We recently invested in a dementia simulation tour bus to visit all three of our homes. It’s already visited Bartlett’s and next month it will make its way to Stone House and Merryfield. The bus was with us all day and could be experienced by three people at a time. Participants wear headphones, special glasses, special gloves and footwear and asked to complete simple tasks in a darkened room. The bus helps our staff and relatives to feel what it’s like to have dementia. We believe that this will help our staff to understand what it’s like to have dementia. We want them to remember this experience whenever they’re giving someone with dementia care and support. We have also invited relatives and the local community to attend.

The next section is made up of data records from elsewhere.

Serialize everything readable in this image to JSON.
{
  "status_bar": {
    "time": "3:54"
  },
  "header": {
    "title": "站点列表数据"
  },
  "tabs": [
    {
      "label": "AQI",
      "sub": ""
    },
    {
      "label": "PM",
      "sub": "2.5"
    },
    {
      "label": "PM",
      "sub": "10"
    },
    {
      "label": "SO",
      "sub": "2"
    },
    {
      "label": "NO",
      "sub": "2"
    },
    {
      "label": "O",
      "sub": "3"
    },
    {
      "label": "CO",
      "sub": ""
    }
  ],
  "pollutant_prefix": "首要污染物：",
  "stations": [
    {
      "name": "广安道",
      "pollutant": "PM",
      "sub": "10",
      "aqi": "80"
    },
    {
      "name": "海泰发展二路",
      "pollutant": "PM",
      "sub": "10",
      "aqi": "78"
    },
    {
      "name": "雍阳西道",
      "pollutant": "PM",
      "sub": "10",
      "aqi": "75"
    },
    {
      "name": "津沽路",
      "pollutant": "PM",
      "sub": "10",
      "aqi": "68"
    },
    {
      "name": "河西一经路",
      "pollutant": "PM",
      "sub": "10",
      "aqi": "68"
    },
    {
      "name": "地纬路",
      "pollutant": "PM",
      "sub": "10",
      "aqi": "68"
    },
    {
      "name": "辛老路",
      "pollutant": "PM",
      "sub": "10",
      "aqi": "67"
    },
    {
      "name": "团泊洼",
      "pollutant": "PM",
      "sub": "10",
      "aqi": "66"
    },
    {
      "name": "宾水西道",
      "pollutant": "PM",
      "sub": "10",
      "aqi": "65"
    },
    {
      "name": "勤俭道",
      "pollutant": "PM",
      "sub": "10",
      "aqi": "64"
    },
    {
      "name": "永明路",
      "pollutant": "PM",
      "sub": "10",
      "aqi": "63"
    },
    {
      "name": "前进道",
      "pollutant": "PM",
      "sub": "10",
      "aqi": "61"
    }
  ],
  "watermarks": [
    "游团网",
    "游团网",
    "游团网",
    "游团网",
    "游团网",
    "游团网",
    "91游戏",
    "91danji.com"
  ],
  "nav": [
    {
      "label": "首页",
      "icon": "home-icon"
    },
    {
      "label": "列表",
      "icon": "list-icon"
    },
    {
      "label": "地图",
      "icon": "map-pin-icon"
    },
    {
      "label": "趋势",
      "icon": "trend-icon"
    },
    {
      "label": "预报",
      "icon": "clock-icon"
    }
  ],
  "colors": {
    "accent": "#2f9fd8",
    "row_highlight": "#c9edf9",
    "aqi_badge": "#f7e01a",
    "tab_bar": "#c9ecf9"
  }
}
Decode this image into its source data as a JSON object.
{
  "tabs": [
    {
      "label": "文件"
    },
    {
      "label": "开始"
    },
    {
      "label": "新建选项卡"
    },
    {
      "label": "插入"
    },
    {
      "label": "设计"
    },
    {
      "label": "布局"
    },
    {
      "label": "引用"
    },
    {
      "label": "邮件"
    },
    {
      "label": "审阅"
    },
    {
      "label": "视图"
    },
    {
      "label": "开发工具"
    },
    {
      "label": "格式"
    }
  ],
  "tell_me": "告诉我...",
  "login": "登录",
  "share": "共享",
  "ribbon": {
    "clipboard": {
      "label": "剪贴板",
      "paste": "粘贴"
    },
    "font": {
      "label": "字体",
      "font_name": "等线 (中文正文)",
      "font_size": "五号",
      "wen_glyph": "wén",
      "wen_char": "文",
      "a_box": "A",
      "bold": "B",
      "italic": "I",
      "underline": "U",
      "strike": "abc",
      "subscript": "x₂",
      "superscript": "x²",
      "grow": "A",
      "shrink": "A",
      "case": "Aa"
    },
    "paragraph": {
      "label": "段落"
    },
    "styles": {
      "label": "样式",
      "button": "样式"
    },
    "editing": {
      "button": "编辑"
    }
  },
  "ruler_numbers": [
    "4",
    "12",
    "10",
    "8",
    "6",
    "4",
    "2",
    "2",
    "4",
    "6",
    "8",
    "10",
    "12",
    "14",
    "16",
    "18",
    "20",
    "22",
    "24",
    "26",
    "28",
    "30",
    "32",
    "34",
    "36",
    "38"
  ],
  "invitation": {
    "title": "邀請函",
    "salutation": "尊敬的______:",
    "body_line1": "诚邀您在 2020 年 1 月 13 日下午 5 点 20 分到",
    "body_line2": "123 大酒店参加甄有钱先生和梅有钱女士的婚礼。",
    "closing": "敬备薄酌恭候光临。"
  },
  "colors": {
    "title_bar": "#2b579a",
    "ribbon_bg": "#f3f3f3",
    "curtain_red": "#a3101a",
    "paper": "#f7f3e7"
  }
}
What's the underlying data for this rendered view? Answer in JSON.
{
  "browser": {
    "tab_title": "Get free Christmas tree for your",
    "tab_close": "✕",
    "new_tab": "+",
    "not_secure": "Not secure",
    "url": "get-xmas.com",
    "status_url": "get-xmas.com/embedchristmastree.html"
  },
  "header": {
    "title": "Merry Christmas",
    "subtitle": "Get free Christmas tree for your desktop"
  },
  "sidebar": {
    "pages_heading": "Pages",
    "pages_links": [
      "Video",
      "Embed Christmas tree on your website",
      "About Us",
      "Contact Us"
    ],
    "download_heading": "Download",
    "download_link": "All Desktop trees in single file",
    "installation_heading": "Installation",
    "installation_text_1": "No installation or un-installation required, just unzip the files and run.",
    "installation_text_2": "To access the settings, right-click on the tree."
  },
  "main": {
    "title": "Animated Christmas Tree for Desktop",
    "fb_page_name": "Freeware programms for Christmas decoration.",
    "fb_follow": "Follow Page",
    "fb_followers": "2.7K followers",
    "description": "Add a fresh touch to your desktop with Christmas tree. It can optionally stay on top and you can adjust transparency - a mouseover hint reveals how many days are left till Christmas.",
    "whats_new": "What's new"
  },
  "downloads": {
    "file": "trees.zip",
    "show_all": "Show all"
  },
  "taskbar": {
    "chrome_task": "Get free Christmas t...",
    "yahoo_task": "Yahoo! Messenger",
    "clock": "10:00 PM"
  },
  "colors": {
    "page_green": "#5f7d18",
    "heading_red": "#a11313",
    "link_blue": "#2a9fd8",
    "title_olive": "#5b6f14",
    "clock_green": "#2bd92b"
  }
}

We are dedicated to making sure that dementia does not define the lives of our residents. We want them to be able to do everything everyone else can do. That’s why we designed our new Hambledon Wing in a manner that means residents with dementia can come in and out of the building easily, something that they struggle with if special elements are not in place, such as fluidity between the inside and outside and flowing paths without dead ends.
We are also committed to the training of our staff. We stay on top of developments regarding dementia and make sure our staff are up-to-date and fully trained.
Dementia does not mean the end of a life it’s just the beginning of a new phase. By fully training our teams and raising awareness we are focusing on making life easier for those struggling with this disease every single day.